Sub Pop may no longer be seen as the scrappy indie label of decades past, but not enough gets said about the commitment it has shown to its local Seattle talent. From early successes in the grunge era to the Postal Service, its biggest releases have been Seattle acts. And, a current glance at their roster reveals the Head and the Heart, Shabazz Palaces and, now, Rose Windows as a new generation of hometown heroes.

These local products also show the label's willingness to depart from the norm, as none are indicative of what might be expected from Sub Pop. Rose Windows debut LP, 'The Sun Dogs,' confirms what might be common knowledge in the Pacific Northwest: This band can play. While the "psych" tag is tossed around at garage bands pretty freely, the psych of Rose Windows is different. 'Native Dreams,' might best exemplify this, with a flute and metal-indebted bass wrapping around each other like shoelaces, tight and precise and with purpose. The track ends up in stoner-rock territory, and Rose Windows seem like the first band since Black Mountain to really understand how to pull off this blend of Vietnam-era rock 'n' roll with the conviction and songwriting skill to make it fresh.
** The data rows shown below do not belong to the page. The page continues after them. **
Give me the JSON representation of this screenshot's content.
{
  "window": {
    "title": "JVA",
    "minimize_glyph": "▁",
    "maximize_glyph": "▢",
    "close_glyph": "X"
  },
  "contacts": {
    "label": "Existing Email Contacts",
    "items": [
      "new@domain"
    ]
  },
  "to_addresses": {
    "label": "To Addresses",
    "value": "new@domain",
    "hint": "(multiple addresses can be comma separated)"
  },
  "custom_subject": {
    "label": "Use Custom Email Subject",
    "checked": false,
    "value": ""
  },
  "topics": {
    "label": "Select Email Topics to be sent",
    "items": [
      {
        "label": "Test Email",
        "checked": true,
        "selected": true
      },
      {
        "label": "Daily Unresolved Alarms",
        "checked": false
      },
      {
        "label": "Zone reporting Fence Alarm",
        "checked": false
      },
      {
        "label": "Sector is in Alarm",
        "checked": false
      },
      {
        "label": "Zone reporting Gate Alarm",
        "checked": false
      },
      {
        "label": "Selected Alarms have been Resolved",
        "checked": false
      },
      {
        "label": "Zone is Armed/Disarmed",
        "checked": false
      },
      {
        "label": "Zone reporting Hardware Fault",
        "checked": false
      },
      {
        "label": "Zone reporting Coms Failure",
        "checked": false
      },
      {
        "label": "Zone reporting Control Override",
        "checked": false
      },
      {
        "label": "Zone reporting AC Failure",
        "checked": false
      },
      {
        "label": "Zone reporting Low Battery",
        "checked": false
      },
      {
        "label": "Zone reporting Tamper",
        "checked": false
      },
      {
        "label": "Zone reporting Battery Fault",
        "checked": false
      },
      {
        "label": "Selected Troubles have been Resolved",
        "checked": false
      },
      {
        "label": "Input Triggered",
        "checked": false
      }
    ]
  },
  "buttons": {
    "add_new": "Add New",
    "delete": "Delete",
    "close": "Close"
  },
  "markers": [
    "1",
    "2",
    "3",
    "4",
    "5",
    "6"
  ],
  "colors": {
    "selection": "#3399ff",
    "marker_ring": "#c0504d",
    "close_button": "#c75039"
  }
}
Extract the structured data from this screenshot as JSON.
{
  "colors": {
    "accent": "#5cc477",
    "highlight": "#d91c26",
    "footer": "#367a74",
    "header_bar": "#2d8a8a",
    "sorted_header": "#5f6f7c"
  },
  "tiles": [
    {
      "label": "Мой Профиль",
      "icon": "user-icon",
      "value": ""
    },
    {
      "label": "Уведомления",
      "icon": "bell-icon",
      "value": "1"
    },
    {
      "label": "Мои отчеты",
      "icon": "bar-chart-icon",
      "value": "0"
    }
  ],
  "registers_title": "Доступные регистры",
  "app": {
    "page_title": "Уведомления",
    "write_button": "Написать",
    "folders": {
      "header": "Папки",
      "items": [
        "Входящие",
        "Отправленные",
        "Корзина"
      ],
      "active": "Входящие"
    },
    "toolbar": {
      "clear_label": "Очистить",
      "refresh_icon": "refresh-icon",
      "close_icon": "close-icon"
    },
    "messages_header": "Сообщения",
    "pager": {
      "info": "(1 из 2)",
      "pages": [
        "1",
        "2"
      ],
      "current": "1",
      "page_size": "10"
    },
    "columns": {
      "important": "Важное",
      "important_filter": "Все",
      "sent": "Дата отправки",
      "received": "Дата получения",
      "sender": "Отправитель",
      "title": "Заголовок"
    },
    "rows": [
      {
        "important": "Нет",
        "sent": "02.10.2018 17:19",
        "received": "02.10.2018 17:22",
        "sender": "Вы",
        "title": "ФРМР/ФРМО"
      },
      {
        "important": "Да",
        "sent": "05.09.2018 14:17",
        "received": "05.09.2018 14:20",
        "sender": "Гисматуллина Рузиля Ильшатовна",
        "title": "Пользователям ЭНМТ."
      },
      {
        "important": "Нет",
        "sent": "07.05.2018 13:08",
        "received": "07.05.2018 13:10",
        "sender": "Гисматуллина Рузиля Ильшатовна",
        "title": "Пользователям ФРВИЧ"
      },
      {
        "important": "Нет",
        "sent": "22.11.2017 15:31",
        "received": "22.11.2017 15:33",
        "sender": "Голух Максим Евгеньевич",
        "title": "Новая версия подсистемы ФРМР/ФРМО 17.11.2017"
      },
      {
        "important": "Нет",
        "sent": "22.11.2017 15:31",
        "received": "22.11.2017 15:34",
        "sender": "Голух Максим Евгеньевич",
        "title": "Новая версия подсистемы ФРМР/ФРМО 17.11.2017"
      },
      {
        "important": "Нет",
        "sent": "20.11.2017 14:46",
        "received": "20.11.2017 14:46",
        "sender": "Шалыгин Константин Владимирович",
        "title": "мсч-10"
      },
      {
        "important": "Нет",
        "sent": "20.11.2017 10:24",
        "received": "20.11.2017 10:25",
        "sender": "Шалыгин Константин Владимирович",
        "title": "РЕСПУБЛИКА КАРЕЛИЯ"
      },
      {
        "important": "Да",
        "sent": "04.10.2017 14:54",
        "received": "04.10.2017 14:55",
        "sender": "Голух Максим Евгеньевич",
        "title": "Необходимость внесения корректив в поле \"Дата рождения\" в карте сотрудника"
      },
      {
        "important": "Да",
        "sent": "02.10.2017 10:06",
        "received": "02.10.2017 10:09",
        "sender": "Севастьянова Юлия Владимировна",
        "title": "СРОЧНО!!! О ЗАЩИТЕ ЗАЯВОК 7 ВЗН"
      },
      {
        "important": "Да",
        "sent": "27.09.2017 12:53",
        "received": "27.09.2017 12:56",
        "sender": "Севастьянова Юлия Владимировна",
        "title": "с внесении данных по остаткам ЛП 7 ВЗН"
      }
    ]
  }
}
Rabia Shaheen Qazi can carry a song with her charcoal-coated voice, as 'Season of Serpents' shows. Amid spare instrumentation, the melody of the song is focused and ambulatory -- an achievement, to say the least, with nothing to drag it down but the words that are sung. Where Rose Windows show some flaws are in the lyrics, which are often over the top in faux-poetic sophistication.

Composer and band leader Chris Cheveyo describes the album as being about "the everyday blues that capitalism and its hit man, religion, bring on all of us.” Unfortunately, Rose Windows have overshot with their ambition, attempting heightened language but proving rather inept. From 'Indian Summer,' which extends tree vocabulary to uncomfortable lengths, to 'Wartime Lovers,' which feels like it's paying a half-hearted tribute to Jefferson Airplane with words like "this evening brought his end; his time / no tears from grief / just a virgin for his shrine / a floral wreath / and the shame for his crime."

Much of the fun that seems like should be present in the retro sounds of Rose Windows is simply missing, as self-seriousness doesn't play when you struggle to have anything musically original to offer. In the end, the big question surrounding Rose Windows is whether you believe them. Listen closely, and you shouldn't, but fortunately for Rose Windows and for Sub Pop, big words presented as deep thoughts are pretty great when you're high.